Regulation of the HAP1 gene involves positive actions of histone deacetylases.

作者信息

Xin Xiantong, Lan Changgui, Lee Hee Chul, Zhang Li

机构信息

Department of Environmental Health Sciences, Columbia University, Mailman School of Public Health, 60 Haven Avenue, B-106, New York, NY 10032, USA.

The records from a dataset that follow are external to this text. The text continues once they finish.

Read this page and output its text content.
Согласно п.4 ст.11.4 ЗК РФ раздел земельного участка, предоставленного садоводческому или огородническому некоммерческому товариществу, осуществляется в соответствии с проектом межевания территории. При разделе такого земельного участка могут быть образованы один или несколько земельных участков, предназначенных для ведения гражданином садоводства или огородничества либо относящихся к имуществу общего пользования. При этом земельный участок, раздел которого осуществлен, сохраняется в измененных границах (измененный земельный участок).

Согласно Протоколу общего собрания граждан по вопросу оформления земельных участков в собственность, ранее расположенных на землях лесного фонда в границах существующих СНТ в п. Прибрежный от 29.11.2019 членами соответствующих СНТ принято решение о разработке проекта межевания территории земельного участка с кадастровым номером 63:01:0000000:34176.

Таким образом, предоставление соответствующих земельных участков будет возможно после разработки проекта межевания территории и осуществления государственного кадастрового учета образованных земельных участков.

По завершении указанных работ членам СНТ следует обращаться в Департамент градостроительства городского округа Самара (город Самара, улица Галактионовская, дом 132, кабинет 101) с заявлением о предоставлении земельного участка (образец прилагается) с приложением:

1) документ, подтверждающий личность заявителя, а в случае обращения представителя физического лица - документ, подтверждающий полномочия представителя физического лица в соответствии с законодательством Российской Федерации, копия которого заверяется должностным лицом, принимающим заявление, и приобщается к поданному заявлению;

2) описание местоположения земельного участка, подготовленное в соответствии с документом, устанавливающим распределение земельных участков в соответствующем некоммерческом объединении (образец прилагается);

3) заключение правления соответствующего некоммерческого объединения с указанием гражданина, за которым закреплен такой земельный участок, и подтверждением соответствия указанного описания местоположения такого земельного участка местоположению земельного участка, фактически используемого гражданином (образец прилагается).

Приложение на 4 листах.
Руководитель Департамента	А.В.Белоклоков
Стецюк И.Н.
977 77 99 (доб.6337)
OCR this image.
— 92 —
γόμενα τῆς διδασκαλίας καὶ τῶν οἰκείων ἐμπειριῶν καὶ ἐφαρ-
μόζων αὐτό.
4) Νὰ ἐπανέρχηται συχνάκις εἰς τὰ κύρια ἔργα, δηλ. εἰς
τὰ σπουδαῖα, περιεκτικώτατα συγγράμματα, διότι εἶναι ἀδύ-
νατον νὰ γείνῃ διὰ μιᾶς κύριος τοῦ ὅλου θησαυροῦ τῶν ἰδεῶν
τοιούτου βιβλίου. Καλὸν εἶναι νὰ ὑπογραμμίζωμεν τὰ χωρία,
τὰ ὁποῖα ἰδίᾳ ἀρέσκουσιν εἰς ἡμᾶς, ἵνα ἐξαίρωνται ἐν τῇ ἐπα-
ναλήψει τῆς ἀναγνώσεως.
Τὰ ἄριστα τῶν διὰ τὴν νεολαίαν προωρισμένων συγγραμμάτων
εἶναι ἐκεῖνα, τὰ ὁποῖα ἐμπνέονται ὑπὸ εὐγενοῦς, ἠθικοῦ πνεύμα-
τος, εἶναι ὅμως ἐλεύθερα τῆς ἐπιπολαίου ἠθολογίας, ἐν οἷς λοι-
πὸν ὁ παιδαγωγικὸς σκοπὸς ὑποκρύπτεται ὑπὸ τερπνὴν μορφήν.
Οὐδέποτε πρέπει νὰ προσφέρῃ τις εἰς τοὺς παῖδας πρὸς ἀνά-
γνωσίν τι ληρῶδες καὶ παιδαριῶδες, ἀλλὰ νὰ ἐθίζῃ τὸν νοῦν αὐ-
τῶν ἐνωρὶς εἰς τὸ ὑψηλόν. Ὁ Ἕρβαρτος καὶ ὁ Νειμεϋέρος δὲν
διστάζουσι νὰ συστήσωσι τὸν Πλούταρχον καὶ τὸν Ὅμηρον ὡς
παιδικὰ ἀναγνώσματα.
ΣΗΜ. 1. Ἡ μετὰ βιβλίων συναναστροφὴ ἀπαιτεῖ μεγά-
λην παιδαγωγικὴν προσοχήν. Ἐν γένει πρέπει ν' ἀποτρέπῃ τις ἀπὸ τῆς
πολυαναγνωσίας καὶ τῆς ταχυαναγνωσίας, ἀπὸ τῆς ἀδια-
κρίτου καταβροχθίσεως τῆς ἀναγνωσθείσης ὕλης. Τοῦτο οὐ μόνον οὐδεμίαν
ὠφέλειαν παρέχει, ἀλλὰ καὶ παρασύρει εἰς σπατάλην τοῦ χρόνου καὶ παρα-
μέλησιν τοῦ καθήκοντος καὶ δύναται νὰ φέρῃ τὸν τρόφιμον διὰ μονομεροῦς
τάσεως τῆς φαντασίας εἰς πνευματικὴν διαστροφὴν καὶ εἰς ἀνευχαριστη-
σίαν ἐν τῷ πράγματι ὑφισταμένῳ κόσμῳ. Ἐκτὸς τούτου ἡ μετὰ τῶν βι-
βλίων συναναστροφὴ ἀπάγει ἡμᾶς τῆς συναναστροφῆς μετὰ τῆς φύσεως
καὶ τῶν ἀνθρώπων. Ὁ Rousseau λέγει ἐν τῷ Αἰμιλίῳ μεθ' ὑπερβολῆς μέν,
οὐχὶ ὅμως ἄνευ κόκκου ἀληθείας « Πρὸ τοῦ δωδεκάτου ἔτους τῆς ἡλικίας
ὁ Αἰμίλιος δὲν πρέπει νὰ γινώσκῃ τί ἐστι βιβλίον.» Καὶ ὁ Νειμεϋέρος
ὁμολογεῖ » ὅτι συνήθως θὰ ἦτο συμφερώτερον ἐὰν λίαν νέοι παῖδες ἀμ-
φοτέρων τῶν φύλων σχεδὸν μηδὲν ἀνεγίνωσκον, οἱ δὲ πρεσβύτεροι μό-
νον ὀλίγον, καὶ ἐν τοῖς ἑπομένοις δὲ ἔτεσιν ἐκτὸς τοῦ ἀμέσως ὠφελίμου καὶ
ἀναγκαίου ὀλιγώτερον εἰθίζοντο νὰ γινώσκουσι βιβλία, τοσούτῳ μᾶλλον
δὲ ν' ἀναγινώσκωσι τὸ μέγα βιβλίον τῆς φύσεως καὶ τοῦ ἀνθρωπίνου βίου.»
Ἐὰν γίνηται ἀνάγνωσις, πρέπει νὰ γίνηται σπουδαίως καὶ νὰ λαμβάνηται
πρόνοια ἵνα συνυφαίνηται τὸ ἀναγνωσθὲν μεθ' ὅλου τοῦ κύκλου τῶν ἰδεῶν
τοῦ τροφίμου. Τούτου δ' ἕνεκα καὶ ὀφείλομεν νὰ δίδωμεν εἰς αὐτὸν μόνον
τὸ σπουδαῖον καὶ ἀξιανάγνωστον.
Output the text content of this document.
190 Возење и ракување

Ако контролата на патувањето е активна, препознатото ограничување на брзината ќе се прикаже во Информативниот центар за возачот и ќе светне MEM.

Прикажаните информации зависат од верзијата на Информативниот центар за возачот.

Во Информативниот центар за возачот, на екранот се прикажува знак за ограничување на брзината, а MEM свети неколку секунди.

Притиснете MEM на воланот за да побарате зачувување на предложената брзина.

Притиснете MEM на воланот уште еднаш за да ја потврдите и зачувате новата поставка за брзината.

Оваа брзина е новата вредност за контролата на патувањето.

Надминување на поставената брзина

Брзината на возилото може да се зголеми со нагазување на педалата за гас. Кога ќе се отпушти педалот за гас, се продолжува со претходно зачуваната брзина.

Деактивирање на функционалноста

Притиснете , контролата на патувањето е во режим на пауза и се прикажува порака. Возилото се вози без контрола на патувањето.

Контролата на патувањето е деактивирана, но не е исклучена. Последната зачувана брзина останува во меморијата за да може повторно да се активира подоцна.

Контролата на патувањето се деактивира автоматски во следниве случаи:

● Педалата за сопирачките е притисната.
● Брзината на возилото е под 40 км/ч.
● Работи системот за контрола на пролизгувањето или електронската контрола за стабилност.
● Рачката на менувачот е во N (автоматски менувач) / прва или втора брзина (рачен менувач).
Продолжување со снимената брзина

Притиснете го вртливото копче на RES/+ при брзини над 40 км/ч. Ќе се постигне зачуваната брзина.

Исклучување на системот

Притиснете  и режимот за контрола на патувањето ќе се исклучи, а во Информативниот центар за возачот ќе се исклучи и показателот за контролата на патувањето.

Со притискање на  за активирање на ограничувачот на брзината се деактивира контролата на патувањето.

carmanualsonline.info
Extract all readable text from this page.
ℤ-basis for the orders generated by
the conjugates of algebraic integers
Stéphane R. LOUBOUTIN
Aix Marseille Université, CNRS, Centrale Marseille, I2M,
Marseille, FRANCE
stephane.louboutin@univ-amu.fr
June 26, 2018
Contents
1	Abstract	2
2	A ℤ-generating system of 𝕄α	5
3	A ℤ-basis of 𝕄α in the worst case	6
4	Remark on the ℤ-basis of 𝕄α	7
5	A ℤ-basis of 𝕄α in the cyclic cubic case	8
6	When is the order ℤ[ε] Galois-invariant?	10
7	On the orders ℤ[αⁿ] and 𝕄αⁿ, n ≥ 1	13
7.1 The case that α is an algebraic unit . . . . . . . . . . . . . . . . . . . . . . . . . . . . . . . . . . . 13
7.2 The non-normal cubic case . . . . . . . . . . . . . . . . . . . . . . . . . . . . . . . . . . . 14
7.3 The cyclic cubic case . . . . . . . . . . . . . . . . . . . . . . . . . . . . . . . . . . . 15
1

Department of Environmental Health Sciences, Columbia University, Mailman School of Public Health, 60 Haven Avenue, B-106, New York, NY 10032, USA.

出版信息

Biochem Biophys Res Commun. 2007 Oct 12;362(1):120-125. doi: 10.1016/j.bbrc.2007.07.156. Epub 2007 Aug 8.

DOI:10.1016/j.bbrc.2007.07.156

原文链接:https://pmc.ncbi.nlm.nih.gov/articles/PMC2030606/

Abstract

The yeast transcriptional regulator Hap1 promotes both transcriptional activation and repression. Previous studies have shown that Hap1 binds to the promoter of its own gene and represses its transcription. In this report, we identified the DNA site that allows Hap1-binding with high affinity. This Hap1-binding site contains only one CGG triplet and is distinct from the typical Hap1-binding upstream activation sequences (UASs) mediating transcriptional activation. Furthermore, at the HAP1 promoter, Ssa is bound to DNA with Hap1, whereas Hsp90 is not bound. Intriguingly, we found that histone deacetylases, including Rpd3, Hda1, Sin3 and Hos1, are not required for the repression of the HAP1 gene by Hap1. Rather, they are required for transcriptional activation of the HAP1 promoter, and this requirement is dependent on the HAP1 basal promoter. These results reveal a complex mechanism of transcriptional regulation at the HAP1 promoter, involving multiple DNA elements and regulatory proteins.

摘要

酵母转录调节因子Hap1既能促进转录激活，也能促进转录抑制。先前的研究表明，Hap1与其自身基因的启动子结合并抑制其转录。在本报告中，我们鉴定出了能使Hap1以高亲和力结合的DNA位点。这个Hap1结合位点仅包含一个CGG三联体，并且不同于介导转录激活的典型Hap1结合上游激活序列（UASs）。此外，在HAP1启动子处，Ssa与Hap1一起结合在DNA上，而Hsp90不结合。有趣的是，我们发现包括Rpd3、Hda1、Sin3和Hos1在内的组蛋白去乙酰化酶对于Hap1对HAP1基因的抑制不是必需的。相反，它们是HAP1启动子转录激活所必需的，并且这种需求依赖于HAP1基础启动子。这些结果揭示了HAP1启动子处复杂的转录调控机制，涉及多个DNA元件和调节蛋白。